Always go to Margate

The light lifts my soul. The wind tells me I’m alive (and it is always windy). I can look at the sky and somehow relate my life today, to Turner’s life and painting 200-odd years ago.

Margate Sands. Stormy

And I can see the faded glory of a Victorian seaside escape. Where the wealthy would escape from London to take the sea air and maybe visit the mysterious Shell grotto. I imagine ladies bustling in full-skirted, long white frothy dresses, with parasols. I think about the London they were escaping, of pollution, busyness, Poor Laws and hard work. Perhaps a London I imagine, and at this point I generally wish I’d studied more history. But the grand old buildings are still there, I see them imposing and proud, despite the march of time. And nestled in the old frontages, I can see the Wimpy bar, still open and the neon lights of the arcades.

And it’s the neon, slightly scuzzy round-the-edges, not quite so picture-perfect Margate, that makes me think of Tracey Emin.

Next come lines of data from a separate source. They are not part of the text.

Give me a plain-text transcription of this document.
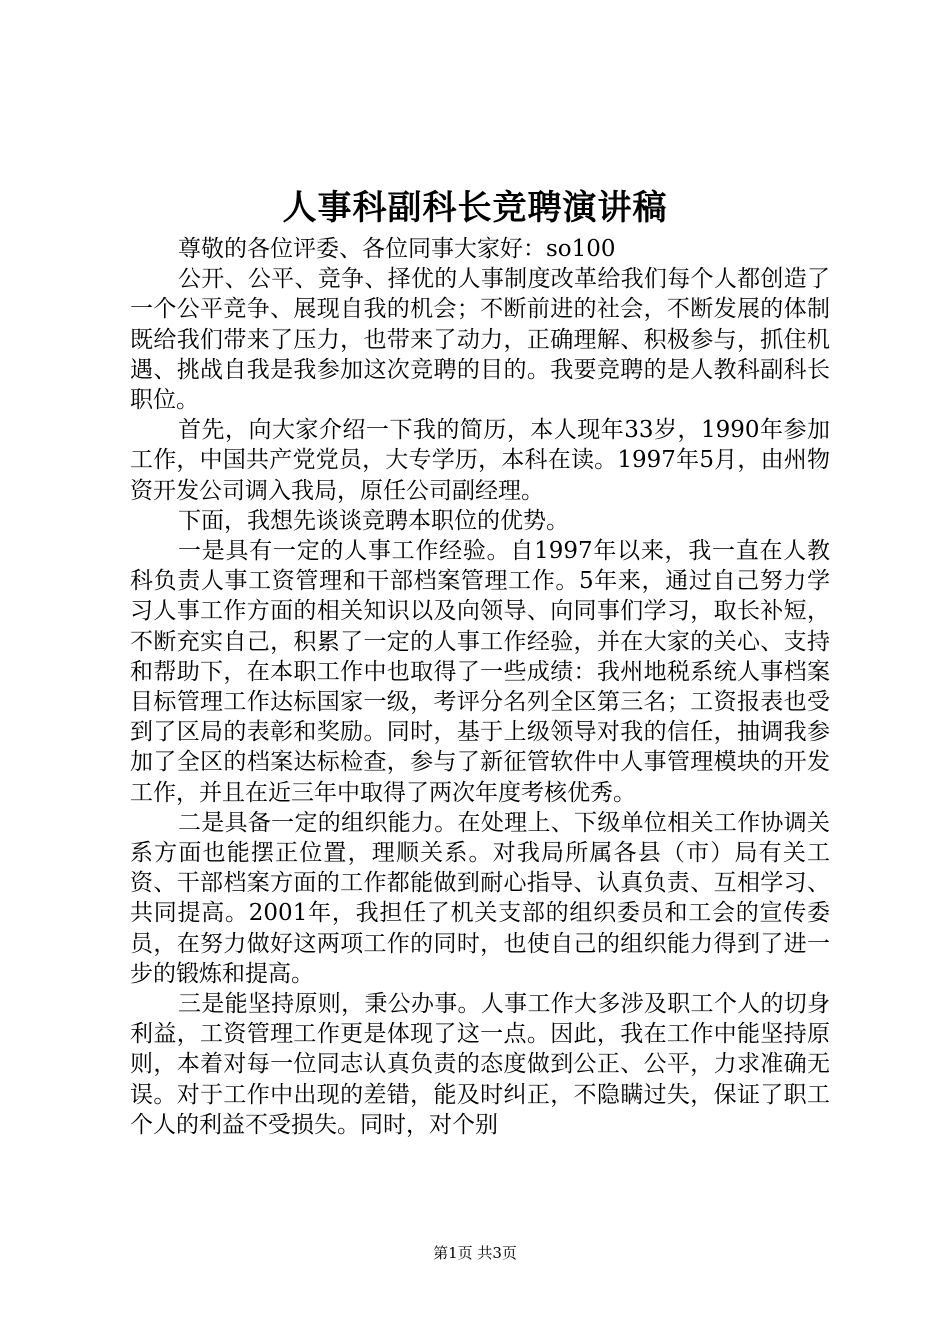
人事科副科长竞聘演讲稿

尊敬的各位评委、各位同事大家好：so100

公开、公平、竞争、择优的人事制度改革给我们每个人都创造了一个公平竞争、展现自我的机会；不断前进的社会，不断发展的体制既给我们带来了压力，也带来了动力，正确理解、积极参与，抓住机遇、挑战自我是我参加这次竞聘的目的。我要竞聘的是人教科副科长职位。

首先，向大家介绍一下我的简历，本人现年33岁，1990年参加工作，中国共产党党员，大专学历，本科在读。1997年5月，由州物资开发公司调入我局，原任公司副经理。

下面，我想先谈谈竞聘本职位的优势。

一是具有一定的人事工作经验。自1997年以来，我一直在人教科负责人事工资管理和干部档案管理工作。5年来，通过自己努力学习人事工作方面的相关知识以及向领导、向同事们学习，取长补短，不断充实自己，积累了一定的人事工作经验，并在大家的关心、支持和帮助下，在本职工作中也取得了一些成绩：我州地税系统人事档案目标管理工作达标国家一级，考评分名列全区第三名；工资报表也受到了区局的表彰和奖励。同时，基于上级领导对我的信任，抽调我参加了全区的档案达标检查，参与了新征管软件中人事管理模块的开发工作，并且在近三年中取得了两次年度考核优秀。

二是具备一定的组织能力。在处理上、下级单位相关工作协调关系方面也能摆正位置，理顺关系。对我局所属各县（市）局有关工资、干部档案方面的工作都能做到耐心指导、认真负责、互相学习、共同提高。2001年，我担任了机关支部的组织委员和工会的宣传委员，在努力做好这两项工作的同时，也使自己的组织能力得到了进一步的锻炼和提高。

三是能坚持原则，秉公办事。人事工作大多涉及职工个人的切身利益，工资管理工作更是体现了这一点。因此，我在工作中能坚持原则，本着对每一位同志认真负责的态度做到公正、公平，力求准确无误。对于工作中出现的差错，能及时纠正，不隐瞒过失，保证了职工个人的利益不受损失。同时，对个别

第1页 共3页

She’s the other person I always think of in Margate. Her and Turner. Some things they have in common: they both hustled their way from humble beginnings, pioneered their own techniques and approach, ignored expectations, shocked the establishment and achieved fantastic commercial success in their own lifetime.

But for me, there’s something more about Emin. I feel this huge gratitude for the brutally honest work she has put out into the world. She’s bold and brave and unapologetic. When I’m in Margate I always feel that bit closer to her and admire her all the more. Her art is about life and love, and not the picture-postcard version. It’s gritty and real and female. And she took that into the,  suffocatingly male art world of the 1990’s – definitely one of my artist heroes.